A l'occasion de la réunion de la COP22 à Marrakech, le Monde Economie a publié le 4 novembre 2016 une analyse de Mamadou Lamine Diallo (ancien directeur de cabinet du président de la commission de l’Union africaine), Joël Ruet (économiste et chercheur au CNRS et président du think tank The Bridge Tank) et Wang Yao (secrétaire générale adjointe du comité pour la finance verte en Chine) par laquelle ils prévoient une "alliance objective entre la Chine et l'Afrique" à Marrakech.

Extraits :

Le Maroc accueille à Marrakech, du 7 au 18 novembre, la « conférence des parties » (COP22) à l’accord sur le réchauffement climatique. La présidence marocaine de la COP22 ne veut pas d’une simple « COP de mise en œuvre » de l’accord de Paris, conclu à l’issue de la COP21 de décembre 2015 ; elle souhaite en faire une COP de l’Afrique et des Sud. Compte tenu de la stratégie chinoise, il faut s’attendre à voir émerger à Marrakech une alliance objective entre la Chine et l’Afrique.

D’abord, le Sud est pressé. L’Initiative africaine pour l’adaptation (AAI), projet panafricain signé lors de la COP21, a posé une priorité : mobiliser la finance pour l’adaptation au changement climatique. Le Maroc ne souhaite donc pas « organiser l’après-2020 » (date fixée pour la mise en œuvre de l’accord de Paris), mais bien avancer cette date. Une telle accélération serait un succès diplomatique mondial pour le pays hôte, tout en servant le volet africain de sa stratégie.

La Chine, qui cherche des relais de croissance, est l’alliée objective de ce projet. Championne de l’économie bas carbone par l’intermédiaires des « sept secteurs stratégiques émergents » (énergies renouvelables, véhicules propres, services environnementaux, etc.), qui devraient couvrir 15 % du PIB chinois en 2020, la « fabrique du monde » veut déployer ailleurs ces industries pour rentabiliser sa propre transition. Elle a donc tout intérêt à soutenir le calendrier marocain d’accélération de la transition mondiale.

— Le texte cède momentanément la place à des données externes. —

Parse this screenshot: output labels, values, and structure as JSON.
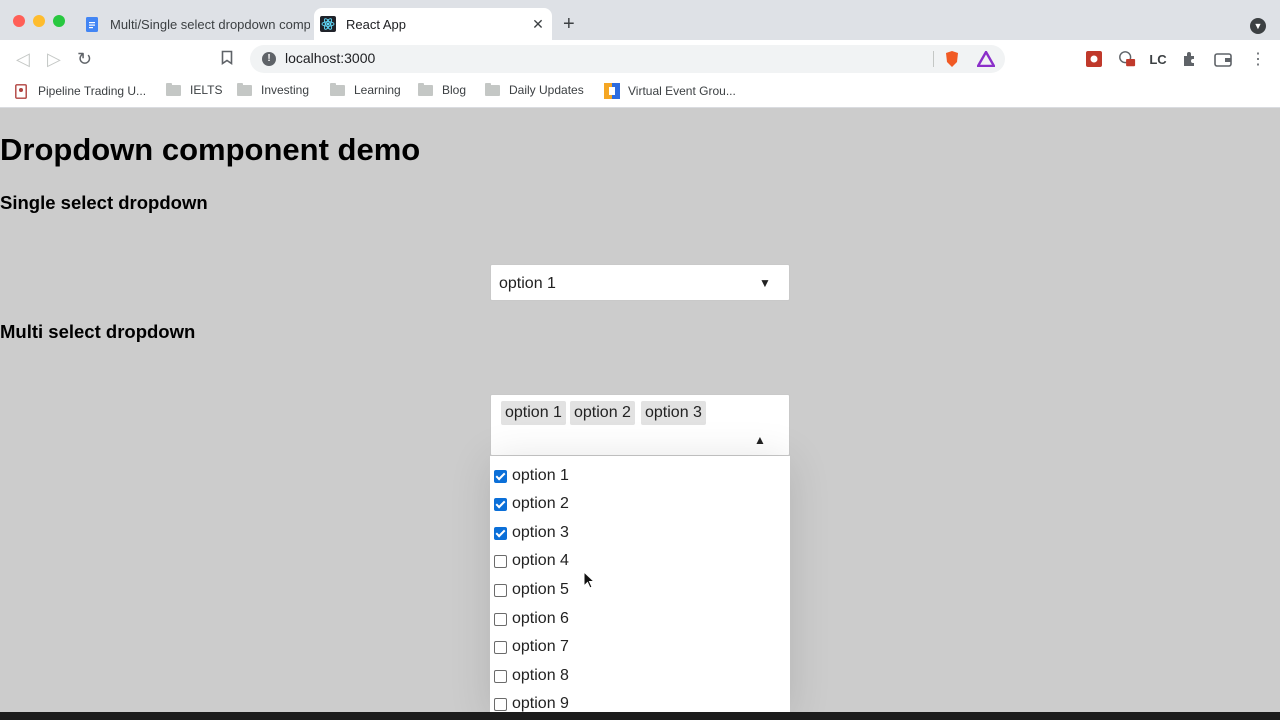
{
  "browser": {
    "tabs": [
      {
        "title": "Multi/Single select dropdown comp",
        "active": false
      },
      {
        "title": "React App",
        "active": true
      }
    ],
    "url": "localhost:3000",
    "bookmarks": [
      {
        "label": "Pipeline Trading U...",
        "icon": "pipeline-favicon-icon"
      },
      {
        "label": "IELTS",
        "icon": "folder-icon"
      },
      {
        "label": "Investing",
        "icon": "folder-icon"
      },
      {
        "label": "Learning",
        "icon": "folder-icon"
      },
      {
        "label": "Blog",
        "icon": "folder-icon"
      },
      {
        "label": "Daily Updates",
        "icon": "folder-icon"
      },
      {
        "label": "Virtual Event Grou...",
        "icon": "virtual-event-favicon-icon"
      }
    ],
    "extension_text": "LC"
  },
  "page": {
    "title": "Dropdown component demo",
    "single_heading": "Single select dropdown",
    "multi_heading": "Multi select dropdown",
    "single_select": {
      "value": "option 1",
      "arrow": "▼"
    },
    "multi_select": {
      "chips": [
        "option 1",
        "option 2",
        "option 3"
      ],
      "arrow": "▲",
      "options": [
        {
          "label": "option 1",
          "checked": true
        },
        {
          "label": "option 2",
          "checked": true
        },
        {
          "label": "option 3",
          "checked": true
        },
        {
          "label": "option 4",
          "checked": false
        },
        {
          "label": "option 5",
          "checked": false
        },
        {
          "label": "option 6",
          "checked": false
        },
        {
          "label": "option 7",
          "checked": false
        },
        {
          "label": "option 8",
          "checked": false
        },
        {
          "label": "option 9",
          "checked": false
        }
      ]
    }
  },
  "colors": {
    "page_background": "#cccccc",
    "checkbox_checked": "#0b6fd8",
    "chip_background": "#e2e2e2"
  }
}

Seconde demande de l’Afrique qui sera présentée à la COP22 et qui rencontre aussi l’intérêt bien compris de la Chine : consacrer autant de financements à l’« adaptation » (au changement climatique, qui concerne davantage le Sud) qu’à l’« atténuation « (la réduction des émissions, qui est la priorité du Nord). Car, aujourd’hui, la première ne draine que 12 % des financements. Le comité scientifique de la COP22 pourrait ainsi proposer un « guichet unique » pour les financeurs ; la Chine y voit son intérêt pour que ses propres innovations, de l’agriculture à la finance verte, se diffusent rapidement au Sud.

Forte de l’internationalisation de ses firmes et de sa monnaie, la Chine déroule une politique de long terme. Depuis le sommet Chine - Afrique de décembre 2015, Pékin a une nouvelle approche : inclure l’Afrique, par le biais des secteurs à haute valeur ajoutée et l’ingénierie financière, dans le dispositif de sa « nouvelle Route de la soie », testée en Asie et en Europe.

Faut-il s’en saisir ou s’en préoccuper ? Au-delà de l’inévitable concurrence à venir entre le Nord et la Chine, l’urgence reste de sécuriser l’accord de Paris. Car, au-delà des satisfecit, celui-ci reste fragile. Il n’a été rendu possible, en 2015, qu’en raison de la bienveillance du groupe africain. Son sherpa, le malien Seyni Nafo, rappelle depuis lors que le continent a des attentes légitimes pour 2016…

Africain, européen, chinois, nous pensons que l’on peut concilier les intérêts du Nord avec ceux du Sud et sécuriser le succès de l’accord de Paris en promouvant l’idée que l’« adaptation » souhaitée par l’Afrique n’est pas un coût, mais une opportunité pour amorcer la transition écologique et soutenir la croissance partout dans le monde.

Pour les gouvernements, c’est l’occasion de proposer par exemple des « packages » de régulations régionales, voire, pourquoi pas, la création d’un comité mondial de la finance verte. La Chine et, avec elle, les actionnaires de la Banque asiatique d’investissement dans les infrastructures (AIIB) – dont la plupart des pays de l’OCDE – doivent être ouverts à une avancée souhaitée par les pays du Sud : passer d’une politique contrainte par l’offre du Nord à une structuration par la demande du Sud.